How we cite our quotes:
Bodily desire, like a morass, and adolescent sex welling up within me exuded mists which clouded over and obscured my heart, so that I could not distinguish the clear light of true love from the murk of lust. (II.2.1)
We've got two contrasting ideas here that help elucidate one another: love and lust. Augustine's word choices ("mists," "clouded," "murk") tell us that lust is an unclear, confusing, chaotic thing, while love is clear, bright, and full of sunshine and rainbows. By separating love and lust, Augustine makes a distinction between the wants of the body and the wants of the soul—and we have no doubts about which wants are more important to Augustine.
This was the age at which the frenzy gripped me and I surrendered myself entirely to lust, which your law forbids but human hearts are not ashamed to sanction. (II.2.3)
Ah, puberty… or, as Augustine calls it, "the broiling sea of my fornication" (II.2.1). Same difference. Now, the problem is that people generally like sex, and when people like something, they will find reasons to do it. So that's what Augustine means when he says that "human hearts are not ashamed to sanction" sex. Again, we're seeing a tension between earthly things (in this case, laws) and spiritual ones.
I went to Carthage, where I found myself in the midst of a hissing cauldron of lust. (III.1.1)
Sound kind of familiar?
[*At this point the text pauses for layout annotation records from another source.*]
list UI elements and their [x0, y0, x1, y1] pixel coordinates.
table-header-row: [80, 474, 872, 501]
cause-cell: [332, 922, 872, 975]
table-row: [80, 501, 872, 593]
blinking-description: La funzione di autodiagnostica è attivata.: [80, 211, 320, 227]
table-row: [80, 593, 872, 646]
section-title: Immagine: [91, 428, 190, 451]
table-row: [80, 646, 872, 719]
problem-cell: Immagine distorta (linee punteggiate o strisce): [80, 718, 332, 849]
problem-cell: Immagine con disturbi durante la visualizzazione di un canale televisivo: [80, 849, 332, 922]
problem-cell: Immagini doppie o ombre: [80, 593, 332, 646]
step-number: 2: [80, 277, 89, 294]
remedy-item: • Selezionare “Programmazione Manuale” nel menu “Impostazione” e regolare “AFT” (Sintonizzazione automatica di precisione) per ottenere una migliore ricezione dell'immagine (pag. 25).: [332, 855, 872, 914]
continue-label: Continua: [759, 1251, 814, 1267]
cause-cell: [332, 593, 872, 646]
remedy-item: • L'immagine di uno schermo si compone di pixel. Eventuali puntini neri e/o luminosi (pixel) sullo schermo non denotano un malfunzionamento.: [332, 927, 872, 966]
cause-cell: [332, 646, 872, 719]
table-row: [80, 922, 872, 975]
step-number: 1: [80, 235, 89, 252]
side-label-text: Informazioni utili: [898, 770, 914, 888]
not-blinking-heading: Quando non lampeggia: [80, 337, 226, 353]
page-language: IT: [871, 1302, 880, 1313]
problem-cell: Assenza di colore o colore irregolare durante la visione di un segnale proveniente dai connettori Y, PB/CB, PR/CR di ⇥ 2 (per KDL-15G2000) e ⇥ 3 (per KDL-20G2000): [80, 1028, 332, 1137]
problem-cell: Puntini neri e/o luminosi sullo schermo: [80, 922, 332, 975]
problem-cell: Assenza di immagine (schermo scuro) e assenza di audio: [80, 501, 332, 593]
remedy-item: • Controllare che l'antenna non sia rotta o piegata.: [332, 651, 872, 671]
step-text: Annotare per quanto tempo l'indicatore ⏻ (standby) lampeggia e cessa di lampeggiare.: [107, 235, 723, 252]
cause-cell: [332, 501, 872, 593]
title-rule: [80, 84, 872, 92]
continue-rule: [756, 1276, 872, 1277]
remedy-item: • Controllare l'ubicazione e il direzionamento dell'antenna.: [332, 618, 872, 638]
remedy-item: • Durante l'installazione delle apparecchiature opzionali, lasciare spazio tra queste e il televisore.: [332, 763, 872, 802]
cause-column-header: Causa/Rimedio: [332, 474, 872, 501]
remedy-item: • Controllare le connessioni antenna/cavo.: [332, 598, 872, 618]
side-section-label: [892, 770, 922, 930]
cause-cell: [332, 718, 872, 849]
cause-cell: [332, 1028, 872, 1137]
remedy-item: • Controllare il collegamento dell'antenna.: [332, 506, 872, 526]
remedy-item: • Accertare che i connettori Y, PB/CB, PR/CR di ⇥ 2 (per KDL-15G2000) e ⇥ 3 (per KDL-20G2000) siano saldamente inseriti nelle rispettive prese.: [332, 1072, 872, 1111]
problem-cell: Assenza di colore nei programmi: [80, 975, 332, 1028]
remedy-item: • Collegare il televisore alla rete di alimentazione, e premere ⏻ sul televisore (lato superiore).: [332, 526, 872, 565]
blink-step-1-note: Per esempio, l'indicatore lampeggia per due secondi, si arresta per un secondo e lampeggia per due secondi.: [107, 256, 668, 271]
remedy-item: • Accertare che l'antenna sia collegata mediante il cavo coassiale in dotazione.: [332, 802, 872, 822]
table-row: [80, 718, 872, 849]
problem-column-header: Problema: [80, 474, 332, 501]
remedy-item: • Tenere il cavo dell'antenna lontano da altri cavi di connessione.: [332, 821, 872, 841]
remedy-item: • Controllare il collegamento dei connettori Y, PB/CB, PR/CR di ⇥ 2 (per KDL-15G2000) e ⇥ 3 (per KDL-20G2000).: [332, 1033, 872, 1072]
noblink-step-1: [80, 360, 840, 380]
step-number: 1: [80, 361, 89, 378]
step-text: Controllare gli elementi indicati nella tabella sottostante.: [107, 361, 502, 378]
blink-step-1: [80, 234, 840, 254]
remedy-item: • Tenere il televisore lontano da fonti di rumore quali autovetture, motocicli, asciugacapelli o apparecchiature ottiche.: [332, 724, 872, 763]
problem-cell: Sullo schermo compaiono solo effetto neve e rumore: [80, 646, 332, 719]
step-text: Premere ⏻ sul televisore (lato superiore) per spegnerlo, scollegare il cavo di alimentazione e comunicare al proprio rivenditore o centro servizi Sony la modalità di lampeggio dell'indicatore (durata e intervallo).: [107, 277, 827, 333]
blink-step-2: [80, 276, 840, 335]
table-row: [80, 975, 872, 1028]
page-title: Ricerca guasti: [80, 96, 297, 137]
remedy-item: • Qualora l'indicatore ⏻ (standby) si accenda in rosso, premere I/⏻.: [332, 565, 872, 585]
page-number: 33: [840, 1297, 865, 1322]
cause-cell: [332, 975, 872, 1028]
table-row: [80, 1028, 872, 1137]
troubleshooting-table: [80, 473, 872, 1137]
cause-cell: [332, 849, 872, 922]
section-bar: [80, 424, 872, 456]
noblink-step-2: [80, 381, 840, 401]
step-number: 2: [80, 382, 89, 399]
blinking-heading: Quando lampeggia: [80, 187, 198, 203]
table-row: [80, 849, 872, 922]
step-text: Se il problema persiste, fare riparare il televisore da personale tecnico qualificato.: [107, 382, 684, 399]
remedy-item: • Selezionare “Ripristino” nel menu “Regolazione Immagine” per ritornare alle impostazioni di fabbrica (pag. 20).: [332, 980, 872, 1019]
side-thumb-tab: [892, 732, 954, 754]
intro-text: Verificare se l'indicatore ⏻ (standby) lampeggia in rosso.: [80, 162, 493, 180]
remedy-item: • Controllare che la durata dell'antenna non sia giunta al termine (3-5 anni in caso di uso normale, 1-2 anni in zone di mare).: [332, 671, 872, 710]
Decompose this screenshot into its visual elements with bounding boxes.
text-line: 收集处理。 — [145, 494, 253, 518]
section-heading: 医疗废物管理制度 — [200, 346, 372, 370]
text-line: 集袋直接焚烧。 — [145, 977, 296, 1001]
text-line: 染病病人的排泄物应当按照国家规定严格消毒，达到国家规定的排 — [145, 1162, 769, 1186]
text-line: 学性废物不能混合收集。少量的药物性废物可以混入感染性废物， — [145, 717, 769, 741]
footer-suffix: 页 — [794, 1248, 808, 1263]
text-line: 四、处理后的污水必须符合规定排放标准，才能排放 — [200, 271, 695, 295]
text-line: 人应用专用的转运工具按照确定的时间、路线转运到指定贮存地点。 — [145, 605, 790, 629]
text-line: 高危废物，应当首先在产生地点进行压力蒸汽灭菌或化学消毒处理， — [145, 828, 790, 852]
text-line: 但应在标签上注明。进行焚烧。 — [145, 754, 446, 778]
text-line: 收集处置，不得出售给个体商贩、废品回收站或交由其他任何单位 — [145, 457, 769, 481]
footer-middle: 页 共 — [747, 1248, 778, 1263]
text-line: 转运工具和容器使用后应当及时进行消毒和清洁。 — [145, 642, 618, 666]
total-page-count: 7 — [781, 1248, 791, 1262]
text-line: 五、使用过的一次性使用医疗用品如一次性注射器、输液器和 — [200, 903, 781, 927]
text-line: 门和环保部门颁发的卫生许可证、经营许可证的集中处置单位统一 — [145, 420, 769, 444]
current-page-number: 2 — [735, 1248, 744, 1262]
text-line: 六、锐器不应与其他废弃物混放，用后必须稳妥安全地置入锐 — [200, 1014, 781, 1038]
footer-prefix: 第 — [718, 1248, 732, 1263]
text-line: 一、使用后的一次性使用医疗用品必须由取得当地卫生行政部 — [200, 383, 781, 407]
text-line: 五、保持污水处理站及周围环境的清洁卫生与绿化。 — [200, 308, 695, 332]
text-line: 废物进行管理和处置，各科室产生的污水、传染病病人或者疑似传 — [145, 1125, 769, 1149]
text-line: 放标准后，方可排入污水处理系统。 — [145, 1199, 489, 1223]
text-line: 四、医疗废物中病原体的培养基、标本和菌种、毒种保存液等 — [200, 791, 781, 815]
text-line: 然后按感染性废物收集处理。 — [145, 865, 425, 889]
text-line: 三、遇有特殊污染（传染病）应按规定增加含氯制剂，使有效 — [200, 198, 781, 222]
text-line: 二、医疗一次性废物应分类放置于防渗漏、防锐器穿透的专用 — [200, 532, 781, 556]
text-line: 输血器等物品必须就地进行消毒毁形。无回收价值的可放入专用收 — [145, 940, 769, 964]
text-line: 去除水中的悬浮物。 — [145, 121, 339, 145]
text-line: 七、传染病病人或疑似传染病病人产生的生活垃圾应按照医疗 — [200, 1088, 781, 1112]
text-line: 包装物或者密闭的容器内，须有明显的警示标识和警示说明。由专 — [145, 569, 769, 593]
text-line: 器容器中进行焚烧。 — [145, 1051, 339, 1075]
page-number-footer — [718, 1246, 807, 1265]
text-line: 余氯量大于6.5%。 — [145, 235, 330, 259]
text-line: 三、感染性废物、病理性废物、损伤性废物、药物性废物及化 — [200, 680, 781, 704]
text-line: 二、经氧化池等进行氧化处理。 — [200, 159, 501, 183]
This line appears in T.S. Eliot's poem "The Waste Land"—only the translation he uses reads "To Carthage then I came". Augustine finds himself in the big city, and if sex was an issue before, in his little hometown, boy is it everywhere now. Carthage comes to represent vice, especially of the lustful variety. Also, remember way back in Book I.13, when Augustine talks about how much he loves the character Dido because she killed herself for love? Well, she also happened to be from Carthage. Just putting that out there.